0:22:53.3 HE: And we collectively create this container. It's that when they come into this room, there's joy, love and liberation. It's growing, it's sustaining. It's allowing all of us to feel like when we come in this room all the facets of joy are welcome. All the facets of love are welcome. Liberation and all of its facets are welcome. So it's in all of those moments. I don't think there is one standard definition, but that's the envisioning of a lot of people as well. Joy is just you're laughing all day.

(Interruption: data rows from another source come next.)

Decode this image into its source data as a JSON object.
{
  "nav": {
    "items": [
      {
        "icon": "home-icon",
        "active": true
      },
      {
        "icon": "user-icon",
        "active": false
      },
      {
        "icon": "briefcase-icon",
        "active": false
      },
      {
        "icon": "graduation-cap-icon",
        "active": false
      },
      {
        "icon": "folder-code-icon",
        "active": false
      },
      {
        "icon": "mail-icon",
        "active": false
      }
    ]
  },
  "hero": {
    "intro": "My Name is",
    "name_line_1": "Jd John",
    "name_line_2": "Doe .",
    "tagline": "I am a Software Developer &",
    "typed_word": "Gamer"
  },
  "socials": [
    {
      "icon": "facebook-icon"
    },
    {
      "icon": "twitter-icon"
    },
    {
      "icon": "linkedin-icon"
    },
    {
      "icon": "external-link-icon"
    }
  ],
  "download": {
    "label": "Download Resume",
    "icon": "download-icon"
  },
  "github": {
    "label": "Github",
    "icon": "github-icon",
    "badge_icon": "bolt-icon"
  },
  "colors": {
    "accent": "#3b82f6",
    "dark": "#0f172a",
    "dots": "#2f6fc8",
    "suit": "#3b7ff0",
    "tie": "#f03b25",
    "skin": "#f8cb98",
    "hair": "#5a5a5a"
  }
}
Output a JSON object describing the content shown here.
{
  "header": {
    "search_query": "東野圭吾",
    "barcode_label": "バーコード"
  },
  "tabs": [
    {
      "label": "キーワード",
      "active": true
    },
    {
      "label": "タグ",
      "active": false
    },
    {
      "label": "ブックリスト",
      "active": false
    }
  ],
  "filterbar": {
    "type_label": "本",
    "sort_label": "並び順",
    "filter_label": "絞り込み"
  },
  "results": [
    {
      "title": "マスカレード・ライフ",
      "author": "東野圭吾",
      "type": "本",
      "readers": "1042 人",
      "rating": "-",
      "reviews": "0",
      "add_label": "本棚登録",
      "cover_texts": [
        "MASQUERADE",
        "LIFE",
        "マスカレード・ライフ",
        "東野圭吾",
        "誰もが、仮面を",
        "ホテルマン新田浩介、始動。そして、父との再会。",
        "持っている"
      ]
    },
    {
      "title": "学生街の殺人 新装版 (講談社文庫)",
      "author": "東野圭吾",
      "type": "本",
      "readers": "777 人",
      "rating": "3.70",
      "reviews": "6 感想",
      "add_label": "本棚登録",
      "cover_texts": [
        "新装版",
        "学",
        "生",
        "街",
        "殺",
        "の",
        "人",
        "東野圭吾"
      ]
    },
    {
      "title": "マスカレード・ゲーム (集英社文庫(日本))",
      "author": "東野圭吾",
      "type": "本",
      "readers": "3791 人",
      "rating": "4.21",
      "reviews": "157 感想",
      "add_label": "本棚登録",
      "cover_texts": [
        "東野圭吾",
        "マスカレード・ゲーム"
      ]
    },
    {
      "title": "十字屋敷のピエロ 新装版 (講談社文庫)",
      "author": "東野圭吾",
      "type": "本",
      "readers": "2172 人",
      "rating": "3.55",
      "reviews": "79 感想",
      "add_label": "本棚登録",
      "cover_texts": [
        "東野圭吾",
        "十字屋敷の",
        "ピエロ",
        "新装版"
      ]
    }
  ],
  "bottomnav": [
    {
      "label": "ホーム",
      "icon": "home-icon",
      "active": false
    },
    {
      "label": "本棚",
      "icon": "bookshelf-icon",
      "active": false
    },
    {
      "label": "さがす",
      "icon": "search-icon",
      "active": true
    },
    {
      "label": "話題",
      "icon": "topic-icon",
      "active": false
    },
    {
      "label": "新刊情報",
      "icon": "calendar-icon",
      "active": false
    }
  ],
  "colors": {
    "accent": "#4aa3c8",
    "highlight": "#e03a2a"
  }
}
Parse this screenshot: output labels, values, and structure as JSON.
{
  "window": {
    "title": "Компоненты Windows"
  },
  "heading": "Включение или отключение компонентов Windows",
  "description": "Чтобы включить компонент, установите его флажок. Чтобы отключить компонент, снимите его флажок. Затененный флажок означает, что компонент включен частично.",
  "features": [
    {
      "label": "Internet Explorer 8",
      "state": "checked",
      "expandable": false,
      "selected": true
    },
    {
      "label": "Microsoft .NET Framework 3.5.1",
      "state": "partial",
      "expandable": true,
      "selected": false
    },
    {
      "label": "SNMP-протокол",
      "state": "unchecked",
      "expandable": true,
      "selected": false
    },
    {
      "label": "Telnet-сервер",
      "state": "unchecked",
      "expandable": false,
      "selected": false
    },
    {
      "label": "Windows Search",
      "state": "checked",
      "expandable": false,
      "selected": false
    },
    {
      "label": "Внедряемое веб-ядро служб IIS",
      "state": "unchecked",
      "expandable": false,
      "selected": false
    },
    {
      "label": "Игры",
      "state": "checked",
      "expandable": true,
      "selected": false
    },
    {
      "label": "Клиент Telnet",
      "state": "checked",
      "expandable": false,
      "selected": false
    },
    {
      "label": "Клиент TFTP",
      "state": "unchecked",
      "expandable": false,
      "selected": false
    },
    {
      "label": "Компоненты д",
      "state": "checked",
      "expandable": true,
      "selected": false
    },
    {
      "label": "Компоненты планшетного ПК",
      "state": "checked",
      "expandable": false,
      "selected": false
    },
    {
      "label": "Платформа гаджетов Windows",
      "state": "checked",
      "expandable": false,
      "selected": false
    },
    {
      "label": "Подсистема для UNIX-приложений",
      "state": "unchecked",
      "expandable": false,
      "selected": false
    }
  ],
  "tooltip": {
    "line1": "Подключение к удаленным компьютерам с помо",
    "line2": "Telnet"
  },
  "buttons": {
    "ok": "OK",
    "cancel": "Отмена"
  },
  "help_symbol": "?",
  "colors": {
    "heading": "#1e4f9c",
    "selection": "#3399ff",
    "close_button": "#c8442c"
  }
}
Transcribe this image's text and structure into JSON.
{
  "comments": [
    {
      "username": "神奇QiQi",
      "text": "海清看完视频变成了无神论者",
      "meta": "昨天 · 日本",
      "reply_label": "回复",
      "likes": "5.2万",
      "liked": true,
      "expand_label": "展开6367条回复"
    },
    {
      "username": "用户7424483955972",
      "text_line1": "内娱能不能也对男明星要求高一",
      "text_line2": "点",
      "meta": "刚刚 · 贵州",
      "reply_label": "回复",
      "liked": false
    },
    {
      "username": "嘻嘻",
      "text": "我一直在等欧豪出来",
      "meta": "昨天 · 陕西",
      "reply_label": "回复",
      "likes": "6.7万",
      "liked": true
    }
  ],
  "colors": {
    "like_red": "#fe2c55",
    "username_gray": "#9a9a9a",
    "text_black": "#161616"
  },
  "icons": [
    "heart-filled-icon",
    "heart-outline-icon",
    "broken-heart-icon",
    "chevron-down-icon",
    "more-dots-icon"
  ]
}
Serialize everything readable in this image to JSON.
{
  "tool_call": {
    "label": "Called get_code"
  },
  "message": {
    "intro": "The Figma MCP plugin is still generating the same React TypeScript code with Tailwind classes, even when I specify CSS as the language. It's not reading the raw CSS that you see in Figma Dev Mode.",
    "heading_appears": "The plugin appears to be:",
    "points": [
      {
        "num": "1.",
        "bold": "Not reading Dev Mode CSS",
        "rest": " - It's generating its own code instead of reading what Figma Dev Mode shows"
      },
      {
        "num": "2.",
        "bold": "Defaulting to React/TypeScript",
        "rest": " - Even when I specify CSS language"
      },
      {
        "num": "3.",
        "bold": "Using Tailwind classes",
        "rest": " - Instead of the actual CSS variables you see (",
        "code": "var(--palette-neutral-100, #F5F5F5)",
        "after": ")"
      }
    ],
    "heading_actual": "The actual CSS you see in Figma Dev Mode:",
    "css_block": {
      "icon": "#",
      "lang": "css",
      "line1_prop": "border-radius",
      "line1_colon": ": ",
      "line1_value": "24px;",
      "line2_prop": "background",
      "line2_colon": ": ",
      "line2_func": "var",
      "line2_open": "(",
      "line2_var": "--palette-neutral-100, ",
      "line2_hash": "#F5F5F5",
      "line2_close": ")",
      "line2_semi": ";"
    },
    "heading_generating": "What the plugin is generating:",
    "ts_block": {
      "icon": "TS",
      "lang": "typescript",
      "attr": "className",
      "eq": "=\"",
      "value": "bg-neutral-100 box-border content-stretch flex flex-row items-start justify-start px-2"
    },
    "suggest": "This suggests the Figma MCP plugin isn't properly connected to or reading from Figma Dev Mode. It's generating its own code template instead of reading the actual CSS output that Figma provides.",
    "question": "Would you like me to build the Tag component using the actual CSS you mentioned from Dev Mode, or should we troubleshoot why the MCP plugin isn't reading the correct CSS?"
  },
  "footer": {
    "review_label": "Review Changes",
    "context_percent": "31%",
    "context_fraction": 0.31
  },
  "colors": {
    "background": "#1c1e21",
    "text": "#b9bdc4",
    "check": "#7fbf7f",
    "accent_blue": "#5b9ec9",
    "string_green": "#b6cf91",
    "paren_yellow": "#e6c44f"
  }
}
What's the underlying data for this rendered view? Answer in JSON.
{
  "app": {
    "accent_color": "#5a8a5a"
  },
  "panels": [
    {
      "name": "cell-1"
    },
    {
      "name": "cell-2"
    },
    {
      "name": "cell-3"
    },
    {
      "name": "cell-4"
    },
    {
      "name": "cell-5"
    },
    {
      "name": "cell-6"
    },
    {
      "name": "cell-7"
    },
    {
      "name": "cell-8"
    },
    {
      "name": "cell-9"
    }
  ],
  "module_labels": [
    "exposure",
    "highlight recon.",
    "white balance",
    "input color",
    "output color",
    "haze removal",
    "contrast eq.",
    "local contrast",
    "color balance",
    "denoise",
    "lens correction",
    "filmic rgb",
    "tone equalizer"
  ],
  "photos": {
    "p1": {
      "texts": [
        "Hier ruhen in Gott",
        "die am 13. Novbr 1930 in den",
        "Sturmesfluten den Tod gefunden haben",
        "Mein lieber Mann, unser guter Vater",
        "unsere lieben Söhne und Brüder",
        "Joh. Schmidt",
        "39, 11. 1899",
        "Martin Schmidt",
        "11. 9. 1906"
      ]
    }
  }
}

0:23:24.0 NC: It's so shallow. Turns it into this like a really shallow thing like we're just in here. And it's just, I don't know, playing games or watching movies or something.
0:23:34.4 HE: Exactly.
0:23:34.8 NC: Like using engagement strategies. But when you talk about joy and love there is no deeper engagement than that, right? Rooting those things in connections to each other and connections to community, connections to the world. You're not only lighting a spark but you're getting the kids to work in tandem on these deep level issues. As you had mentioned the one leading back to the war in Ukraine, to explore these huge themes that are present and active in the world rather than waiting until again high school to begin to have this awakening about community and joy and love and justice in the world. I'm really curious to kind of go back to what you had talked about being influenced by the... Was it the Black Freedom schools in the United States?
0:24:19.1 HE: Yeah.
0:24:19.9 NC: Could you unpack a little bit more about how you got interested in that? What you kind of saw as your interest and the transfer of what you found there into your philosophy and practice today?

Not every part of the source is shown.